Since then, the severity of his fatigue has waxed and waned, but is invariably exacerbated by doing more than his usual level of activity allows – leaving him “bedridden for weeks with muscle weakness, dizziness and loss of appetite”. This phenomenon of fatigue following minimal physical or mental exertion is a well recognised feature of many neurological disorders, affecting two thirds of those with multiple sclerosis and being almost universal in the Post Polio Syndrome (PPS) that afflicts the survivors of the polio epidemics of the 40s and 50s. The precise mechanism remains obscure, but is obviously related to disturbed functioning of the relevant parts of the brain.
First biological proof that ME is real found by scientists
By contrast, the mainstream medical explanation for those like Mr Cornes with post-viral fatigue – otherwise known as chronic fatigue syndrome, or, even more commonly, ME (myalgic encephalomyelitis) – is very different, being attributed to the “unhelpful belief they have some persistent medical condition” that is exacerbated on exertion. This results, it is claimed, in a “chronic fatigue state in which symptoms are perpetuated by a cycle of inactivity and deconditioning with further deterioration in exercise tolerance”.
Hence the proposal that breaking this cycle with a combination of cognitive behavioural therapy together with a regime of graded exercise should promote recovery. And, indeed, as reported in this paper last week, researchers at Oxford University who have evaluated this approach found that, two years later, “most” patients had benefitted feeling less tired and being able to complete most tasks more easily”.

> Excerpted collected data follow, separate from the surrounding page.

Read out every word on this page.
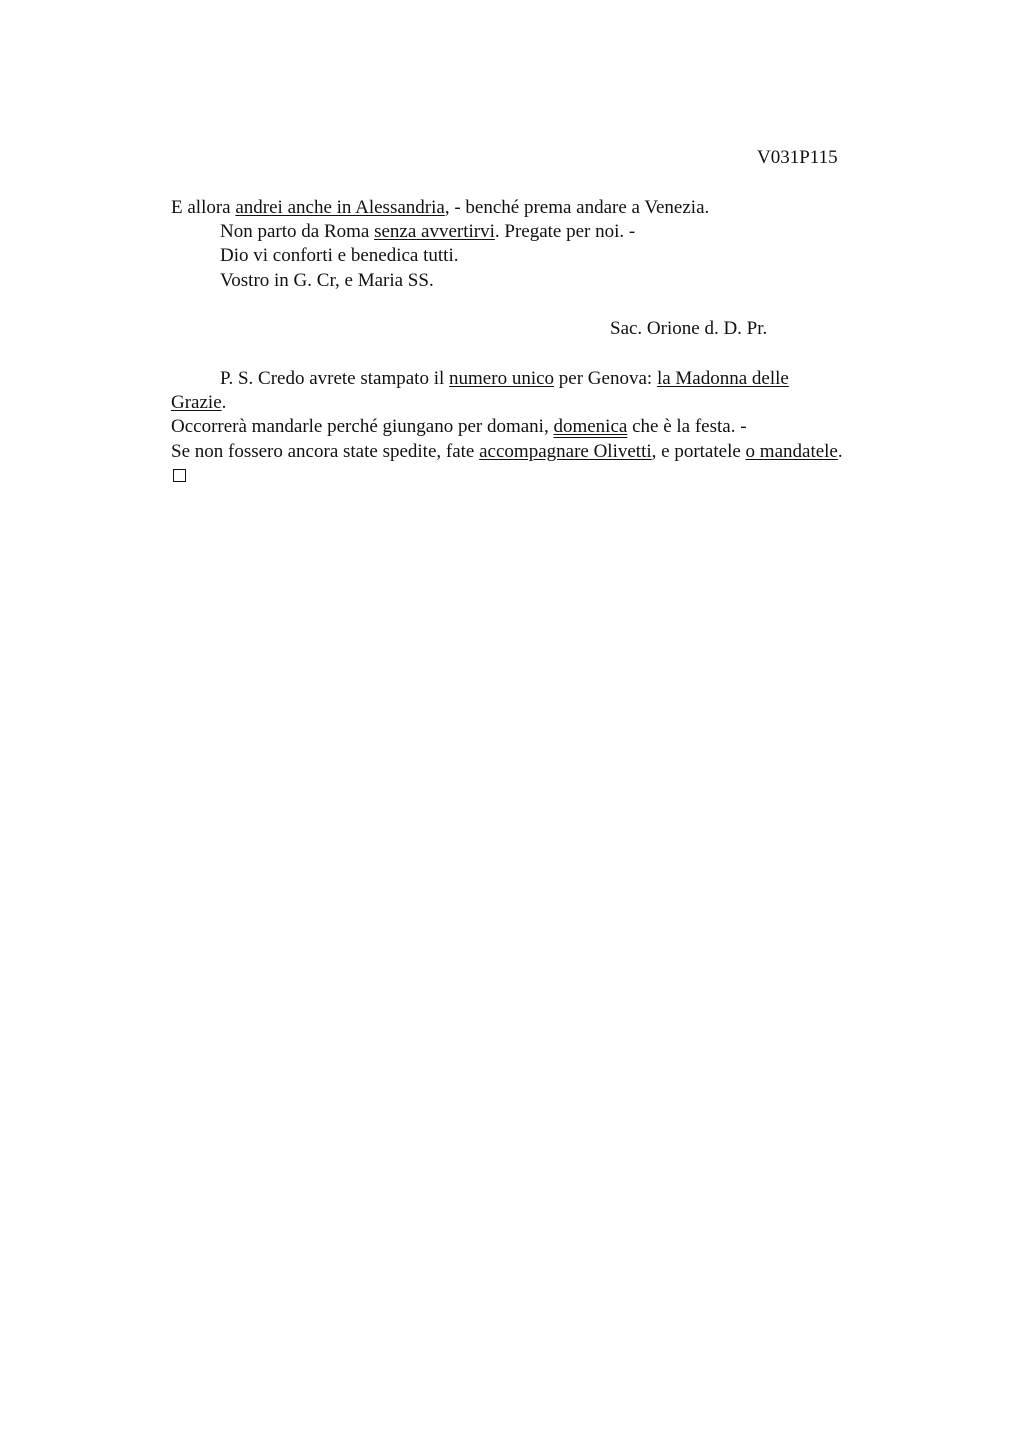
V031P115
E allora andrei anche in Alessandria, - benché prema andare a Venezia.
Non parto da Roma senza avvertirvi. Pregate per noi. -
Dio vi conforti e benedica tutti.
Vostro in G. Cr, e Maria SS.
Sac. Orione d. D. Pr.
P. S. Credo avrete stampato il numero unico per Genova: la Madonna delle
Grazie.
Occorrerà mandarle perché giungano per domani, domenica che è la festa. -
Se non fossero ancora state spedite, fate accompagnare Olivetti, e portatele o mandatele.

The researchers may be persuaded by their optimistic conclusions, but Telegraph readers certainly are not, as is clear from the impressive number (more than 1,200) of highly critical comments posted online, drawing attention to, for example, the remarkable absence of any measurable criteria for assessing what “recovery” entailed. It is far too good to be true to suppose that positive thinking and graded exercise should reverse a debilitating illness that, as with Mr Cornes, can last for decades – and it would be good to think the sheer implausibility of asserting otherwise could be the last hurrah for the psychological explanation for post-viral fatigue.
Earlier this year, the Institute of Medicine in the United States, having reviewed all the medical evidence on chronic fatigue over the past 50 years, advised it be classified as a physical brain disorder, which in view of its “complexity and severity” should be redesignated Systemic Exertion Intolerance Disease, the better to reflect its defining feature: that “physical and cognitive exertion adversely affect these patients in many aspects of their lives”.